Xwarda was the undead army’s destination, Brady was certain. Xwarda was the oldest city in all of the known Kingdoms. It had been the kingdom seat back when the kingdoms had all been one. He remembered from his lessons, something about a great magical force that embraced the place, but couldn’t remember the details. All he knew for certain was that if the Westland wizard took control of that ancient power, then the kingdoms were all probably doomed.

 

Brady was so consumed with these dire thoughts, that he didn’t see the rope leap taught across his path. It caught him across the breast plate, and stopped his momentum cold, as his horse ran right out from under him. All he saw, before blackness consumed him, were the faces of other soldiers looking curiously down on him. He couldn’t tell where they were from. It was still too dark, and his head was swimming. He tried to raise his body up, but couldn’t. It didn’t matter who they were. Now no one would be able to warn Xwarda. He fought to pull air into his emptied lungs, but before he found out if he succeeded in drawing breath, he slipped into unconsciousness.

 

The next morning, Pael collected his Blood Caps alone, and with some haste.
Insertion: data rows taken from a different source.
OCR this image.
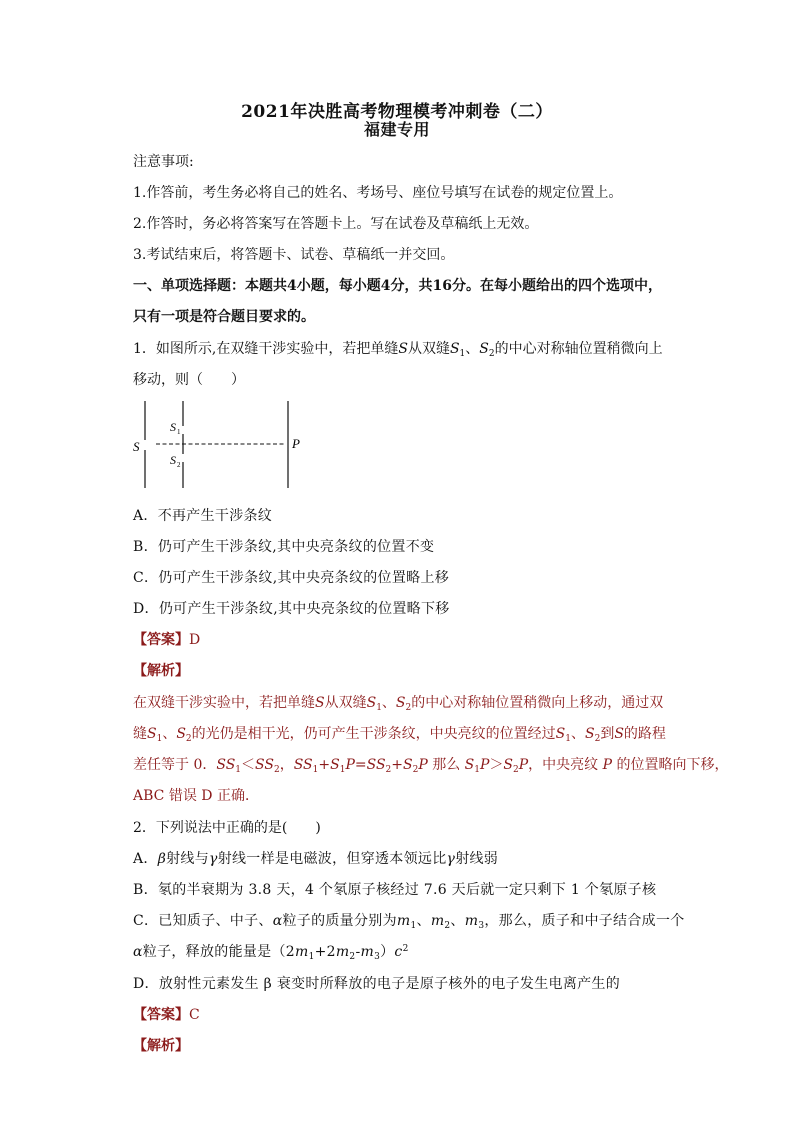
2021年决胜高考物理模考冲刺卷（二）
福建专用
注意事项:
1.作答前，考生务必将自己的姓名、考场号、座位号填写在试卷的规定位置上。
2.作答时，务必将答案写在答题卡上。写在试卷及草稿纸上无效。
3.考试结束后，将答题卡、试卷、草稿纸一并交回。
一、单项选择题：本题共4小题，每小题4分，共16分。在每小题给出的四个选项中，
只有一项是符合题目要求的。
1．如图所示,在双缝干涉实验中，若把单缝S从双缝$S_1$、$S_2$的中心对称轴位置稍微向上
移动，则（　　）
S
S 1
S 2
P
A．不再产生干涉条纹
B．仍可产生干涉条纹,其中央亮条纹的位置不变
C．仍可产生干涉条纹,其中央亮条纹的位置略上移
D．仍可产生干涉条纹,其中央亮条纹的位置略下移
【答案】D
【解析】
在双缝干涉实验中，若把单缝S从双缝$S_1$、$S_2$的中心对称轴位置稍微向上移动，通过双
缝$S_1$、$S_2$的光仍是相干光，仍可产生干涉条纹，中央亮纹的位置经过$S_1$、$S_2$到S的路程
差任等于 0．$SS_1<SS_2$，$SS_1+S_1P=SS_2+S_2P$ 那么 $S_1P>S_2P$，中央亮纹 P 的位置略向下移，
ABC 错误 D 正确．
2．下列说法中正确的是(　　)
A．β射线与γ射线一样是电磁波，但穿透本领远比γ射线弱
B．氡的半衰期为 3.8 天，4 个氡原子核经过 7.6 天后就一定只剩下 1 个氡原子核
C．已知质子、中子、α粒子的质量分别为$m_1$、$m_2$、$m_3$，那么，质子和中子结合成一个
α粒子，释放的能量是$(2m_1+2m_2-m_3)c^2$
D．放射性元素发生 β 衰变时所释放的电子是原子核外的电子发生电离产生的
【答案】C
【解析】
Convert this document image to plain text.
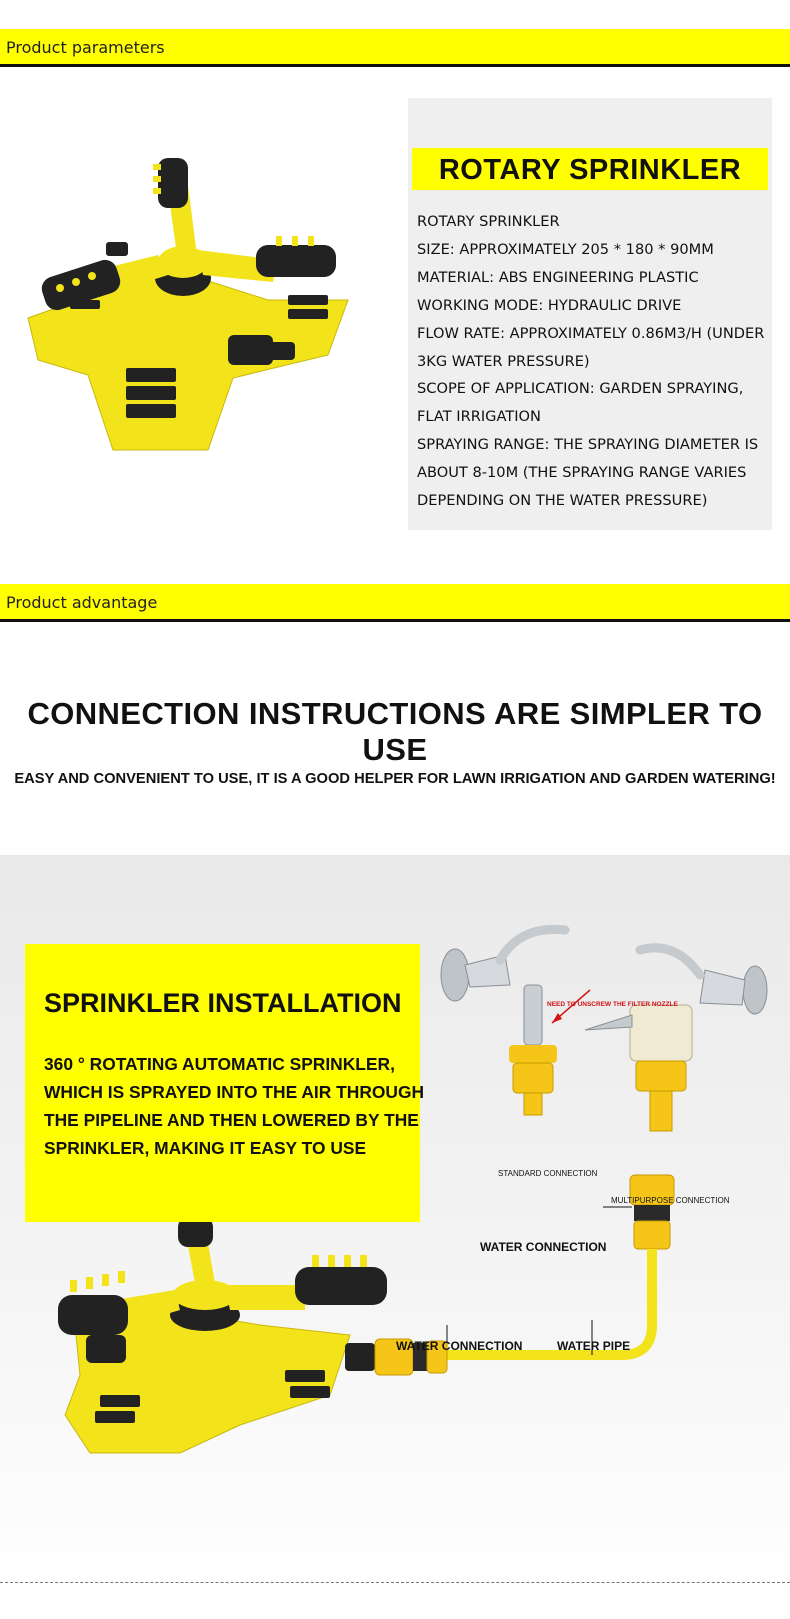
Product parameters
ROTARY SPRINKLER
ROTARY SPRINKLER
SIZE: APPROXIMATELY 205 * 180 * 90MM
MATERIAL: ABS ENGINEERING PLASTIC
WORKING MODE: HYDRAULIC DRIVE
FLOW RATE: APPROXIMATELY 0.86M3/H (UNDER
3KG WATER PRESSURE)
SCOPE OF APPLICATION: GARDEN SPRAYING,
FLAT IRRIGATION
SPRAYING RANGE: THE SPRAYING DIAMETER IS
ABOUT 8-10M (THE SPRAYING RANGE VARIES
DEPENDING ON THE WATER PRESSURE)
Product advantage
CONNECTION INSTRUCTIONS ARE SIMPLER TO USE
EASY AND CONVENIENT TO USE, IT IS A GOOD HELPER FOR LAWN IRRIGATION AND GARDEN WATERING!
SPRINKLER INSTALLATION
360 ° ROTATING AUTOMATIC SPRINKLER,
WHICH IS SPRAYED INTO THE AIR THROUGH
THE PIPELINE AND THEN LOWERED BY THE
SPRINKLER, MAKING IT EASY TO USE
NEED TO UNSCREW THE FILTER NOZZLE
STANDARD CONNECTION
MULTIPURPOSE CONNECTION
WATER CONNECTION
WATER CONNECTION	WATER PIPE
As soon as he was satisfied with the weight of his basket, he went back to his little red castle with a crackling flourish and began preparing his concoction. He took special care to ward himself from the effects of the potent poisons he was combining with a deadly virus he had cultivated a few days earlier. Not only would his potion be lethal to all who ingested it, but its deadly effect would spread like wildfire among the rest of them. After a few hours, the virus would die out, but it would be too late by then: everyone in the Valleyan/Seaward encampment would already be dead.

 

He methodically boiled, mixed, strained, and stirred, stopping every now and again, to read, and reread, the pages of the open book lying on the table. When he was finished with his concoction, he stoppered the vial of murky black liquid, shed his goat hide gloves and shimmered away.

 

It was dark in the city of Plat, when Pael appeared behind a row of empty buildings, out of sight. Hundreds of campfires burned along the western portion of the city, and beyond its limits. Both armies were still here, and he was pleased. The more the merrier, he told himself, as he ran his hand down his front, turning his fancy black robes into coarse homespun rags.

 

He pulled the hood up over his gleaming blue and green veined head. The top of his scalp had blistered when he’d taken the time to heal the Choska demon. The healing had lasted well into the afternoon, and Pael hadn’t thought to protect his head from the sun. Now, the rough material irritated the sunburn, and Pael growled at the pain. He had to force himself to tolerate the sensation, so that he might savor the moment at hand.

 

He took his time strolling around the occupied city, and the many encampments at its fringes. He studied the siege engines, the catapults, and the boarding towers the Seawardsmen had pieced together and mounted to the tops of big horse-drawn carts. He estimated the numbers of horses and men as best as he could in the insufficient light of a hundred small fires.

 

As he walked around, and gathered in all that would soon be under his control, he began to formulate his plans to the next level.

 

He found the command post in a deserted building, and studied the displayed maps of Xwarda there. The city hadn’t changed in years, and Pael had to smile at the fact that a few of the little known ways into the walls, were on his own maps, but not on these.

 

He then went, and found the building that was being used to heat the huge cauldrons of gruel that would be bucketed out to the different divisions of soldiers at sunrise. A handful of men, full of yawns and curses, went about stirring meal mix into the boiling water, cutting fruit, and readying eggs to be fried for the officers. The smell of baking bread filled the place, and oddly reminded Pael of a time when Shaella was but a baby. The memory was fleeting.

 

The men didn’t seemed to notice him standing there watching them. He was far from invisible; he had only wanted himself to be unobtrusive to the eye of those that might pay attention to him. He trembled with glee as he dripped a few drops of his brew into each of the cauldrons. He had a strange moment of déjà vu, remembering how he had poisoned Glendar’s father’s goblet, but it was overridden by his deviant mirth.